Recently several novel and previously reported non-protein-coding RNAs (ncRNAs) have been identified to be upregulated upon Epstein-Barr virus (EBV) infection in human B-lymphocytes. A group of these significantly upregulated ncRNAs are called vault RNAs (vtRNAs). ,b Only about 5% of the total cellular vtRNAs are connected to the vault particle, the largest known ribonucleoprotein particle (RNP) in eukaryotic cells. However the function of this ncRNA family and moreover of the vault particle remains still rather unclear. Our previous findings suggest a link between EBV infection and vtRNA expression. Consequently we are interested which part of the viral genome is responsible for the upregulation and moreover which function the vtRNAs might possess during virus propagation. To address this question we have separately overexpressed specific EBV-encoded, latently expressed proteins in BL2-cells to determine the influence on the vault RNA levels. Thereby we identified one EBV-encoded protein, called Latent Membrane Protein 1 (LMP1), which significantly contributes to the vtRNA upregulation.
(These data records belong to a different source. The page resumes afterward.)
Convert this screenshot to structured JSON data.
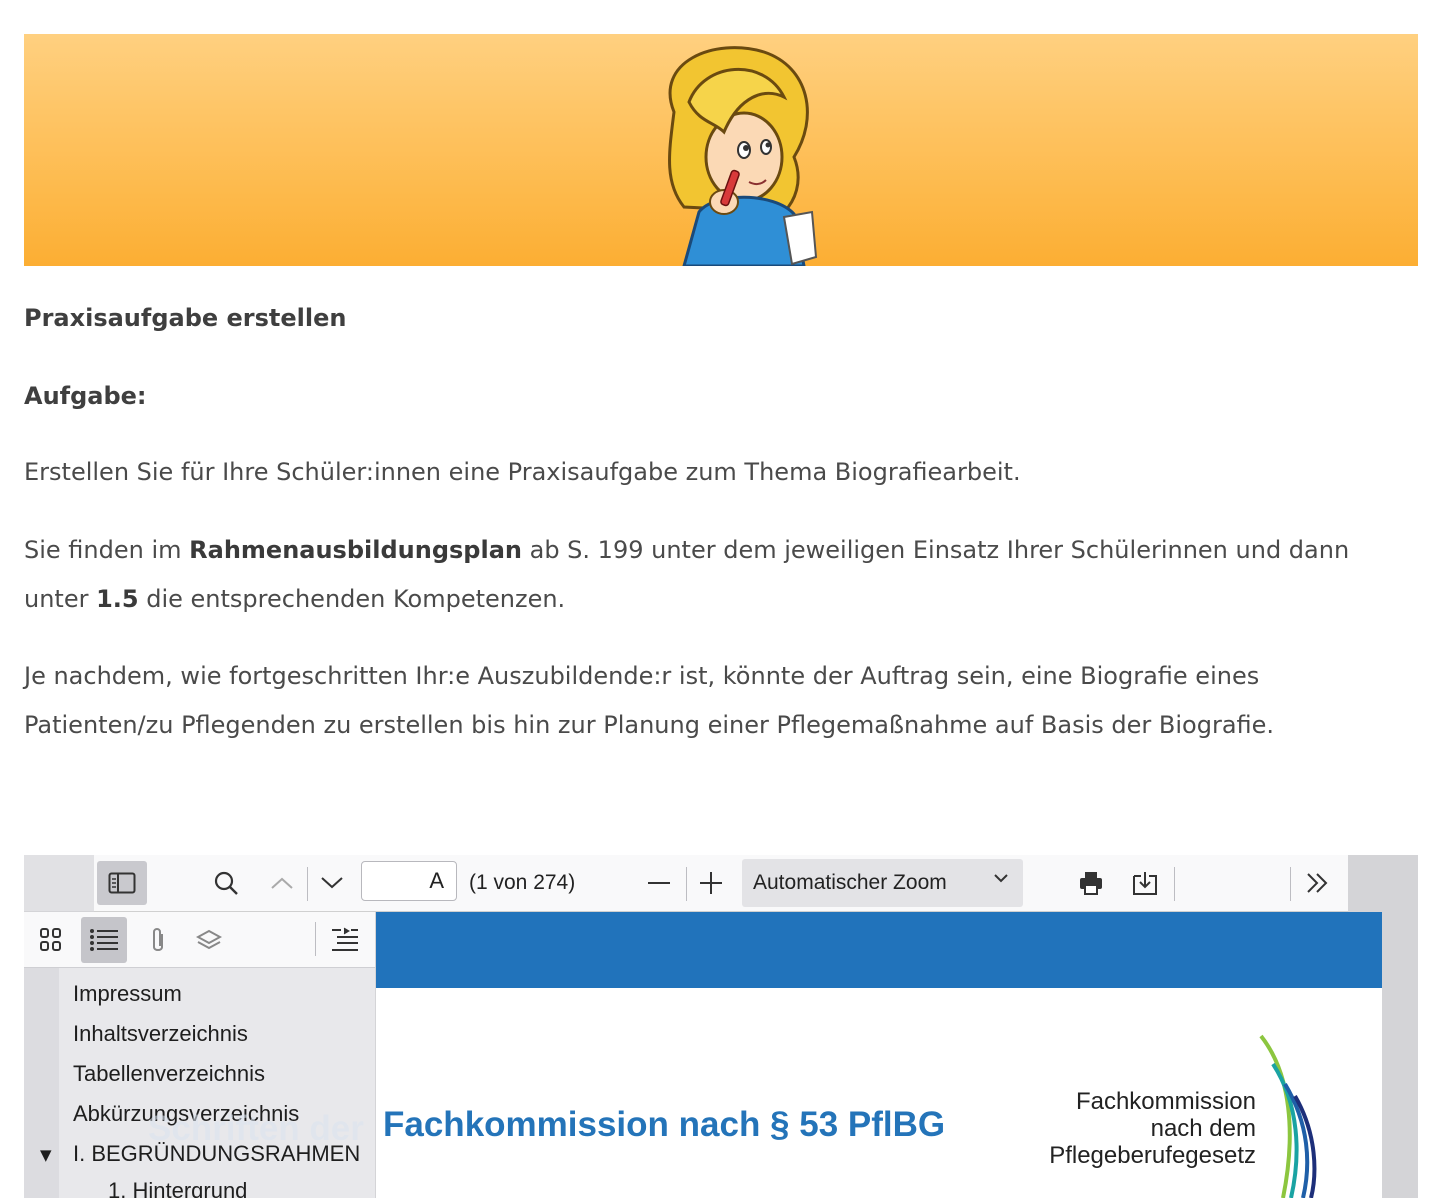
{
  "content": {
    "heading": "Praxisaufgabe erstellen",
    "task_label": "Aufgabe:",
    "p1": "Erstellen Sie für Ihre Schüler:innen eine Praxisaufgabe zum Thema Biografiearbeit.",
    "p2_part1": "Sie finden im ",
    "p2_bold1": "Rahmenausbildungsplan",
    "p2_part2": " ab S. 199 unter dem jeweiligen Einsatz Ihrer Schülerinnen und dann",
    "p2_part3": "unter ",
    "p2_bold2": "1.5",
    "p2_part4": " die entsprechenden Kompetenzen.",
    "p3_line1": "Je nachdem, wie fortgeschritten Ihr:e Auszubildende:r ist, könnte der Auftrag sein, eine Biografie eines",
    "p3_line2": "Patienten/zu Pflegenden zu erstellen bis hin zur Planung einer Pflegemaßnahme auf Basis der Biografie."
  },
  "viewer": {
    "page_input_value": "A",
    "page_count": "(1 von 274)",
    "zoom": "Automatischer Zoom",
    "outline": [
      "Impressum",
      "Inhaltsverzeichnis",
      "Tabellenverzeichnis",
      "Abkürzungsverzeichnis",
      "I. BEGRÜNDUNGSRAHMEN",
      "1. Hintergrund"
    ],
    "pdf_ghost_title": "Schriften der",
    "pdf_title": "Fachkommission nach § 53 PflBG",
    "pdf_logo_line1": "Fachkommission",
    "pdf_logo_line2": "nach dem",
    "pdf_logo_line3": "Pflegeberufegesetz"
  },
  "icons": {
    "sidebar_toggle": "sidebar-toggle-icon",
    "search": "search-icon",
    "prev": "chevron-up-icon",
    "next": "chevron-down-icon",
    "print": "print-icon",
    "download": "download-icon",
    "more": "double-chevron-right-icon"
  },
  "colors": {
    "banner": "#fcae33",
    "pdf_header": "#2173bb",
    "pdf_title": "#2474b9"
  }
}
We used LMP1 mutants to characterize the region of the protein and the responsible pathway for triggering the elevated vtRNA expression. Our results suggest that the NFkB- pathway might be involved in this process. To investigate a possible functional connection between the vtRNA and EBV infection, we have overexpressed vtRNA1-1 in BL41, a cell line usually not expressing this vault RNA. We show that overexpression of vtRNA1-1 leads to a better viral establishment and markedly protects cells from undergoing apoptosis. Knock-down of the major vault protein, the main component of the vault particle, had no effect on EBV infection and apoptosis resistance. Thus these results support the view that the observed phenotype is caused by the vtRNA rather than the vault particle.